No movie that casts Ciarán Hinds as The Devil can be all bad, and in Ghost Rider: Spirit of Vengeance, the Irish actor brings his usual brooding charisma to the role of the ultimate villain, and it makes for a nice contrast to the wild-eyed histrionics of Nicolas Cage, here reprising his role as Johnny Blaze, the titular biker with a flaming skull (one of the more unlikely super/anti-heroes in the Marvel canon). That’s the good news.
The bad news is that this sequel, which wants to wow us with its unrestrained, hyper-stylized, WTF-ness, is way too disposable for its own good. Let’s not even worry too much about the plot, which is some kind of cross between The Golden Child and Every Other Horror Movie Ever Made (Satan has fathered a child; he wants to transfer himself into this healthier, younger vessel; a renegade monk played by Idris Elba enlists a reluctant Blaze’s help in protecting the child from this demonic parent; much screaming ensues; yada yada). No, the real tragedy of Spirit of Vengeance is that it has all the pieces in place for total zonked-out craziness, but stops short.
The first Ghost Rider film lucked into a kind of ironic charm; too silly to work as a serious superhero movie (whatever that may mean), it caught Cage right at the moment when he was shedding his A-List persona and fully embracing his status as loony cult figure. The new film, to its credit, doesn’t make even a halfhearted attempt at respectability. While the original was directed by anonymous journeyman Mark Steven Johnson (who gave us the instantly forgettable Daredevil and later, um, When in Rome), this new one is helmed by Mark Neveldine and Brian Taylor, the deranged visionaries behind the nutty Crank movies, a series whose unchecked visual sense and sonic playfulness had kind of a coked-out magnificence.

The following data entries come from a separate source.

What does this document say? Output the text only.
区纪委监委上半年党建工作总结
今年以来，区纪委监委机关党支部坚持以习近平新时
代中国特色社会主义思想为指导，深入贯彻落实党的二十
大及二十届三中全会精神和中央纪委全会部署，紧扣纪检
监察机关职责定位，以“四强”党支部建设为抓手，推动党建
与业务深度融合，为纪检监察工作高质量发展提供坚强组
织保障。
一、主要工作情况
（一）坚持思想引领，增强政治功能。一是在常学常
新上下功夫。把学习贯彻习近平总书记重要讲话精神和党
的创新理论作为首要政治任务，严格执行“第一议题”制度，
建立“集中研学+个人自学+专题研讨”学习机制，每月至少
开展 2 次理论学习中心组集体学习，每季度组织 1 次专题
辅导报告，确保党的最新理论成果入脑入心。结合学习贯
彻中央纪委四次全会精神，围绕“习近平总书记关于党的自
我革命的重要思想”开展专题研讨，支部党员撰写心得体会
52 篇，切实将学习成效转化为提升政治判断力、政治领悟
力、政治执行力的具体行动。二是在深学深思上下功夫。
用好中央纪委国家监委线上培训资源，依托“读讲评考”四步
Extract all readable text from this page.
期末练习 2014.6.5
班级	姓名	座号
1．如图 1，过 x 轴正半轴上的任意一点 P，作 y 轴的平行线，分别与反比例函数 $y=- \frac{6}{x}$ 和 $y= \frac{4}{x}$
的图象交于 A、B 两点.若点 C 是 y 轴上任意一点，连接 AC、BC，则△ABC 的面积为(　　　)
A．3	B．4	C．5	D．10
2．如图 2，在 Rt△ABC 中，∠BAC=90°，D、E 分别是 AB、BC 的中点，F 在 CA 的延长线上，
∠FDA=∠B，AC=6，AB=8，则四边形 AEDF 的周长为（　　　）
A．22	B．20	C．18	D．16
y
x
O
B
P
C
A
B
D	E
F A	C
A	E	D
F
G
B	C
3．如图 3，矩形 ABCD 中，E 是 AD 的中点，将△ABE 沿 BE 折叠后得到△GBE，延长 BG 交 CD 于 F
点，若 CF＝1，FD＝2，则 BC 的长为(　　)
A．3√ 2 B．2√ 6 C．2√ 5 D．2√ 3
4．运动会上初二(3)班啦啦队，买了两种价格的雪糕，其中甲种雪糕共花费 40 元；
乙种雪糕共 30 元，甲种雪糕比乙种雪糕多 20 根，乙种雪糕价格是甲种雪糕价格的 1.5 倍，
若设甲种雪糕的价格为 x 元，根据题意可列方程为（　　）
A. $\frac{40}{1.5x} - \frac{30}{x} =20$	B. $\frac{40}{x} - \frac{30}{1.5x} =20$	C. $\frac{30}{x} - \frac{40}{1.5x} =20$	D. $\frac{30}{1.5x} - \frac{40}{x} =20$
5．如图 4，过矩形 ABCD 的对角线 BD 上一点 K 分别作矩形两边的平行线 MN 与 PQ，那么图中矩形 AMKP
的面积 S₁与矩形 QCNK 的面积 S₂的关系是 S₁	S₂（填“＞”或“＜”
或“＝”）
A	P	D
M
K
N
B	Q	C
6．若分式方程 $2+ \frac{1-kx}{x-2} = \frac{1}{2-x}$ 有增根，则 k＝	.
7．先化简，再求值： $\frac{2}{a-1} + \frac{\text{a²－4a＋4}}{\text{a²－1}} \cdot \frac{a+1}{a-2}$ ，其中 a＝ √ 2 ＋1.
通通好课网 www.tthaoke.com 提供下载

You’d think that the combination of Cage, Neveldine/Taylor, a Marvel-sized budget, and a strong supporting cast (including, alongside Hinds, a very welcome Christopher Lambert) would result in something special, but sadly, the directors are mostly in service mode here: They certainly fancy up the proceedings with their brand of unmotivated camerawork and in-your-face editing choices, and even toss in some animated bits early on, but for the most part, they stick to the thoroughly generic storyline outlined above. The Crank films are a maze of almost Dickensian distractions and digressions, but Spirit of Vengeance is so focused and, as a result, so impoverished that you actually feel bad for Cage. The actor tries to bring the weird (though at this point one wonders if he can even do anything else) but the film more often than not leaves him high and dry, saddling him with standard-issue action hero lines and boilerplate action set-pieces.
Neveldine/Taylor have never been known for their flair for performance, but ironically enough, it’s when the action stops and the actors take center stage that the film comes close to shining. Hinds can do grim and playful at the same time; he gives Satan some gravitas even as he winks at us. He also brings the best out of Cage, and you want to see more of them snarling at each other. The result is a sad, final irony: This most knowing of comic book movie franchises doesn’t go far enough, and you leave the theater wondering if it maybe should have pulled back all the way and just let its actors have the day.